Thousands gather in Ottawa to draft a legally-binding treaty aimed at halting the surge of plastic pollution worldwide. Will it protect the environment and human health?

Jennifer McDermott reports for the Associated Press.


In short:

  • Global representatives are working to finalize a treaty that could dramatically alter plastic production and its environmental impacts.
  • The treaty's scope may include limits on production, hazardous chemicals and waste management, influenced by various international interests.
  • By the end of 2024, nations aim to adopt the first legally binding treaty to significantly reduce plastic pollution worldwide.

Key quote:
"People globally are disgusted by what they see. The straw in the turtle’s nose, the whale full of fishing gear. I mean, this is not the world we want to be in."

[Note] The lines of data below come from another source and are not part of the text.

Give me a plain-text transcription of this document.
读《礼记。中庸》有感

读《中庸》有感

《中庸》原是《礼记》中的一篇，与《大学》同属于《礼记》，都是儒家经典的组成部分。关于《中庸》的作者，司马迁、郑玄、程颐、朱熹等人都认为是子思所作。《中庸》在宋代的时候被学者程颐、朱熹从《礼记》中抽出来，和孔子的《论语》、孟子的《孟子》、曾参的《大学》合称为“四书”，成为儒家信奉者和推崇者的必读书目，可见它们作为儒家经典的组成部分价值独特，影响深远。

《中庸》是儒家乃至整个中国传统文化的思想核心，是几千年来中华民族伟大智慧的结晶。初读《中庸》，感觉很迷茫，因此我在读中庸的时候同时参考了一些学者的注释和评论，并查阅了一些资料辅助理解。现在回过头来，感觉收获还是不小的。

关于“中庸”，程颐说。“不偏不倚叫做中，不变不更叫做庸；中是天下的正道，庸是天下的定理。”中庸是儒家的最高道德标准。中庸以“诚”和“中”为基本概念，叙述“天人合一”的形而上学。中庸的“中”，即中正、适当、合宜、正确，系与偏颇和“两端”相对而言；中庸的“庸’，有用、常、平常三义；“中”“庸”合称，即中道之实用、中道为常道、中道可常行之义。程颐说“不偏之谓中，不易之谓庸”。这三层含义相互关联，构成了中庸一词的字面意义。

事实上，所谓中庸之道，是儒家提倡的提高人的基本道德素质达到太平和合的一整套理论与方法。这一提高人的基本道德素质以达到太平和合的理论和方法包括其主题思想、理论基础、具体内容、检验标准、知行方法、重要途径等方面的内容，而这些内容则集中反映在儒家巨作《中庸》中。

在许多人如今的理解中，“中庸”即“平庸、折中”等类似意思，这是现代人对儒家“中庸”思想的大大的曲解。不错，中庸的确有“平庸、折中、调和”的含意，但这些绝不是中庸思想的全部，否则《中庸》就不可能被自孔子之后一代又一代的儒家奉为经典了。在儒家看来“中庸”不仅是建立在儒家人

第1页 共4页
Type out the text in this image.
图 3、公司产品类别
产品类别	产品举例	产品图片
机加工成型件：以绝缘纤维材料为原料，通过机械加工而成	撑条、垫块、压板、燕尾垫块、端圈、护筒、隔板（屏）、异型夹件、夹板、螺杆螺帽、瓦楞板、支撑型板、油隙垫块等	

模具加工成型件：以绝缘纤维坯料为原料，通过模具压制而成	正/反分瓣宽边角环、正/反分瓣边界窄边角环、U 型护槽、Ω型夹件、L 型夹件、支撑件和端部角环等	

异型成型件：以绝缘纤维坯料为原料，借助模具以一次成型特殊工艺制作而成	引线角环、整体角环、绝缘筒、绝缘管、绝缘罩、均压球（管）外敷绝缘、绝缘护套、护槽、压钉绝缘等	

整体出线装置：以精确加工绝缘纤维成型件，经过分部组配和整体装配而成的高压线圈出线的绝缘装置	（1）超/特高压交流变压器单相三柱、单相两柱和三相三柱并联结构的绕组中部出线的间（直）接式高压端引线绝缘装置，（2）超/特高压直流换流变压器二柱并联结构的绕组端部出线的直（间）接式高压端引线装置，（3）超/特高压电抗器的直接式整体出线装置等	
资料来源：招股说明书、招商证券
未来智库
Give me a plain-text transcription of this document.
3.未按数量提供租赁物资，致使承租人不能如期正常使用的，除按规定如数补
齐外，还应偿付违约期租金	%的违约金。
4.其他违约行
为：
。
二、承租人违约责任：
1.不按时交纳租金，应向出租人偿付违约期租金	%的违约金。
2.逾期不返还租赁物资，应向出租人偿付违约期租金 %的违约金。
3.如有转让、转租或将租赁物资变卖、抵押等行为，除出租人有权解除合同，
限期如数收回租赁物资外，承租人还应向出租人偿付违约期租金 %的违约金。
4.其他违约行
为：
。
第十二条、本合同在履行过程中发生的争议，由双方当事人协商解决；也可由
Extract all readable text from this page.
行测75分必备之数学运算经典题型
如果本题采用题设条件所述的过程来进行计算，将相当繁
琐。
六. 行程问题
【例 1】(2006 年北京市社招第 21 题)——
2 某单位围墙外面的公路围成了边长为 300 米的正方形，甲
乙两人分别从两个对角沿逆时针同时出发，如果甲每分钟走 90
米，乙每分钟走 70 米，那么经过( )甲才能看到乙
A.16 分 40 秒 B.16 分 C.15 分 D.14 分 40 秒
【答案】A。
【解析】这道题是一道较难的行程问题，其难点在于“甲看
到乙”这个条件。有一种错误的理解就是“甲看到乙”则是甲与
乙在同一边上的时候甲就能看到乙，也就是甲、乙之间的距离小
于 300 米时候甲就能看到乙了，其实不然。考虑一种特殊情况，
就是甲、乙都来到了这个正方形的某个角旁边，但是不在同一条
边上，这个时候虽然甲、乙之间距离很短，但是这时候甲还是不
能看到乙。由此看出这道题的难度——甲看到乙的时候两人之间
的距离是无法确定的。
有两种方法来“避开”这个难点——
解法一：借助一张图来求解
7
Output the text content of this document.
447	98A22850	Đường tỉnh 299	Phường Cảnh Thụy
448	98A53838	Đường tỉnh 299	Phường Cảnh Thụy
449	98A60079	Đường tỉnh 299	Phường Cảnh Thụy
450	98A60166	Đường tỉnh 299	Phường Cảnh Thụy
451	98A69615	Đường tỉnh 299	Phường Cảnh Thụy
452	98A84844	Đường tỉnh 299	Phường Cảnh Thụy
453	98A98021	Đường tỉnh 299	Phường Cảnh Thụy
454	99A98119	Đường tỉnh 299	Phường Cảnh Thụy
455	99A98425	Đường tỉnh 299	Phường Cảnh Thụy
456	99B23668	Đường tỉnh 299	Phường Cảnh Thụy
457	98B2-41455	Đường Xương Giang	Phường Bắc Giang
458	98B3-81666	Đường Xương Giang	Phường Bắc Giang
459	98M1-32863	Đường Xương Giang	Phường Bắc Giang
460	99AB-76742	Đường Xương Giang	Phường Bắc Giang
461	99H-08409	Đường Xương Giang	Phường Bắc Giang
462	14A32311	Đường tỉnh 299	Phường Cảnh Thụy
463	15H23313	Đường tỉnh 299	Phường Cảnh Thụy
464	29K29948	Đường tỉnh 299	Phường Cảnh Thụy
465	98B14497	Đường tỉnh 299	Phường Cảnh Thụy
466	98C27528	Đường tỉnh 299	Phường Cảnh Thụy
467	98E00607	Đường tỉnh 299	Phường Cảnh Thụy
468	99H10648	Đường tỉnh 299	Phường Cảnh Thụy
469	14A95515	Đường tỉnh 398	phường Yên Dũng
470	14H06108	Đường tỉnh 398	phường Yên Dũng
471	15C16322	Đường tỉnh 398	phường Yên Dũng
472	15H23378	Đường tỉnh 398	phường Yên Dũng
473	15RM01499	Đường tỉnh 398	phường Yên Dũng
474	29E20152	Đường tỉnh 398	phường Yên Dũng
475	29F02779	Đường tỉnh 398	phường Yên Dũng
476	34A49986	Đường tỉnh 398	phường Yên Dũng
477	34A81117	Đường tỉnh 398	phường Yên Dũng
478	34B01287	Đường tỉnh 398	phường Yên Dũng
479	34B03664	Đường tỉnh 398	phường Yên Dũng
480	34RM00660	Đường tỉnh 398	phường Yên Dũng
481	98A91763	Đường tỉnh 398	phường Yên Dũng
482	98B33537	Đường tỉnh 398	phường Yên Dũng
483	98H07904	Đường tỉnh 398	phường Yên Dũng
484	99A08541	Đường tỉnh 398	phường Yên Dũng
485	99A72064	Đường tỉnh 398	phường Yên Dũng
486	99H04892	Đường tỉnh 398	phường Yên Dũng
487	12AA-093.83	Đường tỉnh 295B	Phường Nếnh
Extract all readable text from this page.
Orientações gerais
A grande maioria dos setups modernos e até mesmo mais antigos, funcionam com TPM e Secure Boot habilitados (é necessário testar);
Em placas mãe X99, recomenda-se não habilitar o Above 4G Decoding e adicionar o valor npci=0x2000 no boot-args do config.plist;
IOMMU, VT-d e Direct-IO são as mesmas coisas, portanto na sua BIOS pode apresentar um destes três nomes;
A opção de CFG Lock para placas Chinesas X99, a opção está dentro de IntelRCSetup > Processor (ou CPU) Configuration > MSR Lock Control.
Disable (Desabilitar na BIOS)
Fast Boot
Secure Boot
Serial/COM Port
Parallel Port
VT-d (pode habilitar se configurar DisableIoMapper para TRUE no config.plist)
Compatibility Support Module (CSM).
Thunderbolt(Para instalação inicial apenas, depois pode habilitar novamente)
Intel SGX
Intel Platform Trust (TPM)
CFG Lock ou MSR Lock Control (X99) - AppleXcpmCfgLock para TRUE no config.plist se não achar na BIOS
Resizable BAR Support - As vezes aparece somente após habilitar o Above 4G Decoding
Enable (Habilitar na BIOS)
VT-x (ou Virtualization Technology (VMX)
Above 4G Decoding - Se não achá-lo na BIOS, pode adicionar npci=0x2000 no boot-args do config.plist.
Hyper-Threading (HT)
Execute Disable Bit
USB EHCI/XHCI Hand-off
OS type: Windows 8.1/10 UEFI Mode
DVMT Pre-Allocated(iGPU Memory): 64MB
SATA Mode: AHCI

— Inger Andersen, executive director of UNEP

Why this matters:

This treaty seeks to address not only the visible effects of plastic pollution but also its underlying ties to fossil fuel use and climate change. Progress was slow in the first three rounds of talks, which started at the end of 2022. Some countries, like the U.S., have largely supported voluntary measures to control plastic pollution -- a position that advocates say is insufficient to solve the plastic problem as global production continues to ramp up. As negotiations move forward in Ottawa, some groups are pushing the Biden administration to take a leadership role in the plastic treaty talks.